Q&A With Harvey and Bob Weinstein
Bob and Harvey Weinstein
The provocative pair, who have struck out on their own with a new boutique media company,
talk about the business and the hot filmmakers they're keeping an eye on
By Jeffrey Ressner
Posted Monday, Dec. 11, 2006
Independent film fans need no introduction to Harvey and Bob Weinstein, the brothers who founded Miramax and its sister company, Dimension. From small, intimate films like sex, lies and videotape and The Crying Game to flashy game-changers including Pulp Fiction and the $300 million-grossing Chicago, the Weinsteins proved smart little pictures (as well as smart big ones) could find a wide audience if promoted properly. After leaving longtime corporate parent The Walt Disney Co. last year, the provocative pair have struck out on their own once more with a new boutique media concern simply called The Weinstein Company. TIME’s Jeffrey Ressner spoke to the brothers about their year-old enterprise.
TIME: When you signed the final farewell contracts with Disney, you took a bunch of the Mouse House employees out to a fancy dinner. Why?
HARVEY WEINSTEIN: We were trying to say that even though we signed those contracts, good times were ahead. We needed to be independent of them for our own entrepreneurial spirit and they needed to be more corporate to maintain the strength of their company. We were a good fit, but in course it had run out. It was a fun way to end everything.
What was the biggest lesson you learned there?
BOB WEINSTEIN: We got to see how they did it, and we learned a lot from their executives. We built a library during that time, and that was something we always wanted to do.... Look, we had autonomy when we were at Disney, and operated as our own company even when we were within the Disney sphere. Other than some instances where they didn’t release our films, such as Dogma and Fahrenheit 9/11, we were given freedom.
With all your various operations going on, are you still as nimble and aggressive when it comes to individual movie acquisitions?
HARVEY: We snagged the most sought-after title at the American Film Market, which was the Wong Kar Wei movie starring Jude Law, Natalie Portman, Rachel Weisz and Norah Jones.

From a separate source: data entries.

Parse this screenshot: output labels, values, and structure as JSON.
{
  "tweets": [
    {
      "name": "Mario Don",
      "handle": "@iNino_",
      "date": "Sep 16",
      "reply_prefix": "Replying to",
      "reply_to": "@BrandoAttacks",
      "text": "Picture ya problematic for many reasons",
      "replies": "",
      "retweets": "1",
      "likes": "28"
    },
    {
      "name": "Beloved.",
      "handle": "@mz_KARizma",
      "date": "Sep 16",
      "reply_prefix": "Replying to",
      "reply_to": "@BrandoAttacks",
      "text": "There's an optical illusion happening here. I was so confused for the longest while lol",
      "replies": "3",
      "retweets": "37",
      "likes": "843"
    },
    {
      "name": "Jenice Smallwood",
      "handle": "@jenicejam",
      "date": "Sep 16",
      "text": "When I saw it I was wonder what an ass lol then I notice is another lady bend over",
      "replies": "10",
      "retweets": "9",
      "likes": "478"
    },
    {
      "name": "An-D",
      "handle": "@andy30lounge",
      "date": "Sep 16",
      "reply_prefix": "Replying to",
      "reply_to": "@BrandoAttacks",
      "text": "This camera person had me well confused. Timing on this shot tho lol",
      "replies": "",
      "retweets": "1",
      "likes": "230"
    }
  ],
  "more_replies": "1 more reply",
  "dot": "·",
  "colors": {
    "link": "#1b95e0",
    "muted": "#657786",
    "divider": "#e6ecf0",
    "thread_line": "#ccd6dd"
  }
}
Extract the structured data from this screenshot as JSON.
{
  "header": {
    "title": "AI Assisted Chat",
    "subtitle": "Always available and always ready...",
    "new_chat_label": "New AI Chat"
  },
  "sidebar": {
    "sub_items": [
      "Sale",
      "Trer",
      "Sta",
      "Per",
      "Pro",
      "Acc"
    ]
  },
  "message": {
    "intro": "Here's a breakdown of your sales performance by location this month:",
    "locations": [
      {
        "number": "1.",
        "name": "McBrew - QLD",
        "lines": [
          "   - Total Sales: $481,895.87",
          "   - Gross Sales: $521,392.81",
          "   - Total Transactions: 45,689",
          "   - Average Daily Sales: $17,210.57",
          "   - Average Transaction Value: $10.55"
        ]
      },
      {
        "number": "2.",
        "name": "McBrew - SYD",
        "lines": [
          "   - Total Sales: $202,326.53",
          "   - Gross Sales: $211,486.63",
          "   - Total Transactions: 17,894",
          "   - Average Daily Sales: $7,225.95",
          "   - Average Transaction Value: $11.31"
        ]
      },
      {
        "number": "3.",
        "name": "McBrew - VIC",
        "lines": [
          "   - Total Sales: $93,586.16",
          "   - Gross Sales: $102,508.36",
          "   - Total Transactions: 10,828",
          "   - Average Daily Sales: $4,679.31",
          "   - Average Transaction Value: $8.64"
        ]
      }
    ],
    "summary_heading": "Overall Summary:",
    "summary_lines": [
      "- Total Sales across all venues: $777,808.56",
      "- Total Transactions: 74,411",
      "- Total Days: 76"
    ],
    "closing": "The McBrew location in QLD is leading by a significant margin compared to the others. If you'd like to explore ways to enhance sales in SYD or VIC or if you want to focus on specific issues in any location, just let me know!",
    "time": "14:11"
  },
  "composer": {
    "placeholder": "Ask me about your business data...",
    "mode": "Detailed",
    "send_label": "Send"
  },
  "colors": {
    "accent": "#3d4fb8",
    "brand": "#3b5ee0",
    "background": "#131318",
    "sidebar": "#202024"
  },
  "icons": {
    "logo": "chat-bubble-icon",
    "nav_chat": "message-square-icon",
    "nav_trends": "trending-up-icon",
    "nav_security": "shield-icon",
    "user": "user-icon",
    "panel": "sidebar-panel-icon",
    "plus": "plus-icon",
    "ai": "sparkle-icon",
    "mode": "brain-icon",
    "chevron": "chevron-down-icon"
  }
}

That showed nimbleness. At Toronto, between Penelope and the Vince Vaughn movie, we were right there where he had to be.
Miramax was known for working with new, talented directors ranging from Kevin Smith to Guillermo del Toro. Anyone out there now you’re keeping an eye on?
HARVEY: We signed Doug Atchisonm who did Akeelah and the Bee, to a new deal.
BOB: We have one and two picture deals with filmmakers we like. Rob Zombie is doing a remake of Halloween for us, and we’ve signed to do a second picture with Mikael Hafstrom called 1408, which based on a Stephen King short story.
Overall, how has the change from having a corporate parent affected you, and what’s it like being an indie again?
HARVEY: People who see us say we look happier and younger. We feel good that we can do all the cool things we want to do.... In one week, we had a party in New York where the Eagles performed to celebrate Wal-Mart's commitment to environmental sustainability, then we opened Bobby with a star-studded premiere in Hollywood. We've taken periodic odysseys across America and internationally to build partnerships with RAI Television in Italy and TF1 in France and ARD in Germany. We're laying down an infrastructure.
BOB: What’s giving us a new feeling now is the acquisition of companies and the opportunity to be broader-based in what we do in media. We’re being introduced to a lot of people we didn’t have access to when we were at Disney.
Has Michael Eisner asked you to appear on his CNBC talk show yet?
HARVEY: Yes. (pause)
HARVEY: I’m not sure the timing is right. It’s certainly something we’d consider at some point.